A big issue with your allocator is that you don't ensure the storage is correctly aligned for type T. There are various ways to ensure storage is correctly aligned, but a simple way to do this is by using std::aligned_storage:

struct Chunk {
    ...
    typename std::aligned_storage<sizeof(T), alignof(T)>::type data_[numBlocks_];
    ...
};

As a bonus you no longer have to multiple things by blockSize_ yourself.

A Chunk knows its own length

It's weird to see the parameter chunkLength for hasBlock(), and member functions of FixedAllocator calculating the size of Chunk's data_[] and then passing it to hasBlock(). A Chunk knows exactly how large its data_[] is.

Also, if you can make hasBlock() check that p is correctly aligned to the start of a block, you can have a single assert(hasBlock(p)) inside deallocate().

Naming things

I recommend you try following the naming conventions of the standard C++ library, so users of your library don't have to deal with multiple conventions.
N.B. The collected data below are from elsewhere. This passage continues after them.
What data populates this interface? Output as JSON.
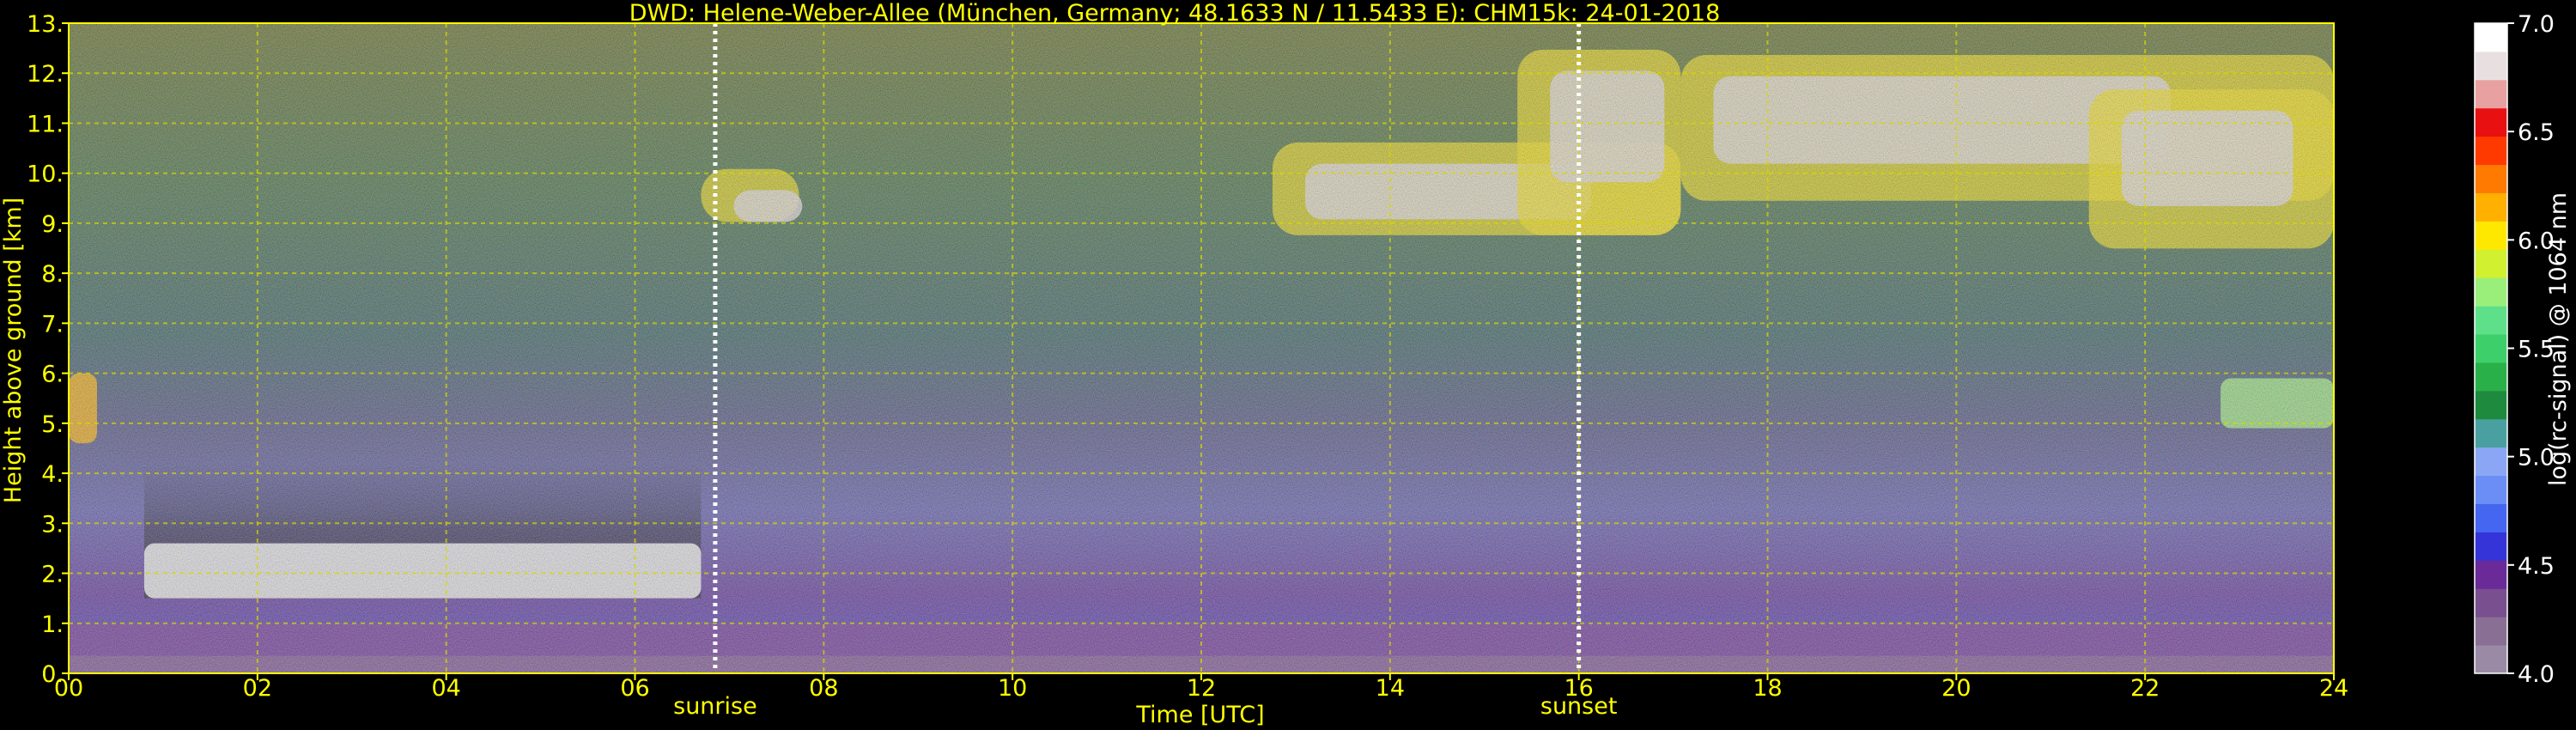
{
  "chart_data": {
    "type": "heatmap",
    "title": "DWD: Helene-Weber-Allee (München, Germany; 48.1633 N / 11.5433 E):    CHM15k: 24-01-2018",
    "xlabel": "Time [UTC]",
    "ylabel": "Height above ground [km]",
    "xlim": [
      0,
      24
    ],
    "ylim": [
      0,
      13
    ],
    "x_ticks": [
      {
        "value": 0,
        "label": "00"
      },
      {
        "value": 2,
        "label": "02"
      },
      {
        "value": 4,
        "label": "04"
      },
      {
        "value": 6,
        "label": "06"
      },
      {
        "value": 8,
        "label": "08"
      },
      {
        "value": 10,
        "label": "10"
      },
      {
        "value": 12,
        "label": "12"
      },
      {
        "value": 14,
        "label": "14"
      },
      {
        "value": 16,
        "label": "16"
      },
      {
        "value": 18,
        "label": "18"
      },
      {
        "value": 20,
        "label": "20"
      },
      {
        "value": 22,
        "label": "22"
      },
      {
        "value": 24,
        "label": "24"
      }
    ],
    "y_ticks": [
      {
        "value": 0,
        "label": "0."
      },
      {
        "value": 1,
        "label": "1."
      },
      {
        "value": 2,
        "label": "2."
      },
      {
        "value": 3,
        "label": "3."
      },
      {
        "value": 4,
        "label": "4."
      },
      {
        "value": 5,
        "label": "5."
      },
      {
        "value": 6,
        "label": "6."
      },
      {
        "value": 7,
        "label": "7."
      },
      {
        "value": 8,
        "label": "8."
      },
      {
        "value": 9,
        "label": "9."
      },
      {
        "value": 10,
        "label": "10."
      },
      {
        "value": 11,
        "label": "11."
      },
      {
        "value": 12,
        "label": "12."
      },
      {
        "value": 13,
        "label": "13."
      }
    ],
    "grid": true,
    "markers": [
      {
        "value": 6.85,
        "label": "sunrise"
      },
      {
        "value": 16.0,
        "label": "sunset"
      }
    ],
    "colorbar": {
      "label": "log(rc-signal) @ 1064 nm",
      "range": [
        4.0,
        7.0
      ],
      "ticks": [
        {
          "value": 4.0,
          "label": "4.0"
        },
        {
          "value": 4.5,
          "label": "4.5"
        },
        {
          "value": 5.0,
          "label": "5.0"
        },
        {
          "value": 5.5,
          "label": "5.5"
        },
        {
          "value": 6.0,
          "label": "6.0"
        },
        {
          "value": 6.5,
          "label": "6.5"
        },
        {
          "value": 7.0,
          "label": "7.0"
        }
      ],
      "colors": [
        "#9a8aa6",
        "#8a6f94",
        "#7a4f90",
        "#6a2a98",
        "#3434d8",
        "#4466f0",
        "#6a8ef5",
        "#8aa6f5",
        "#4aa0a0",
        "#1e8a3e",
        "#2ab048",
        "#3ccf6a",
        "#5ee08a",
        "#9aef7a",
        "#d0f030",
        "#ffe800",
        "#ffb000",
        "#ff7a00",
        "#ff3a00",
        "#e81010",
        "#e8a0a0",
        "#e8e0e0",
        "#ffffff"
      ]
    },
    "features": [
      {
        "name": "boundary layer",
        "x_range": [
          0,
          24
        ],
        "y_range": [
          0,
          1.0
        ],
        "level": 4.45
      },
      {
        "name": "low cloud",
        "x_range": [
          0.8,
          6.7
        ],
        "y_range": [
          1.5,
          2.6
        ],
        "level": 7.0
      },
      {
        "name": "mid-level cloud",
        "x_range": [
          0,
          0.3
        ],
        "y_range": [
          4.6,
          6.0
        ],
        "level": 6.1
      },
      {
        "name": "mid-level cloud",
        "x_range": [
          22.8,
          24
        ],
        "y_range": [
          4.9,
          5.9
        ],
        "level": 5.7
      },
      {
        "name": "cirrus",
        "x_range": [
          6.7,
          24
        ],
        "y_range": [
          7.7,
          13
        ],
        "level": 6.8
      }
    ]
  }
}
For example:

  • hasBlock() -> contains()
  • hasAvailable() -> empty()
  • doAllocate() -> allocate() (it can coexist with the one that takes an argument)

Don't use std::vector to store your chunks

A std::vector might move its contents in memory when it needs to resize. Your solution to reserve the maximum size up front will potentially waste a lot of memory, and at the same time it now puts a hard limit to the number of objects an application can store using your allocator. And if you are going to give it a fixed capacity anyway, why not use a std::array?

There are many data structures that are more suitable, the most important thing though is to think about how fast it will be to find the Chunk that stores an object at a given address when calling FixedAllocator::deallocate().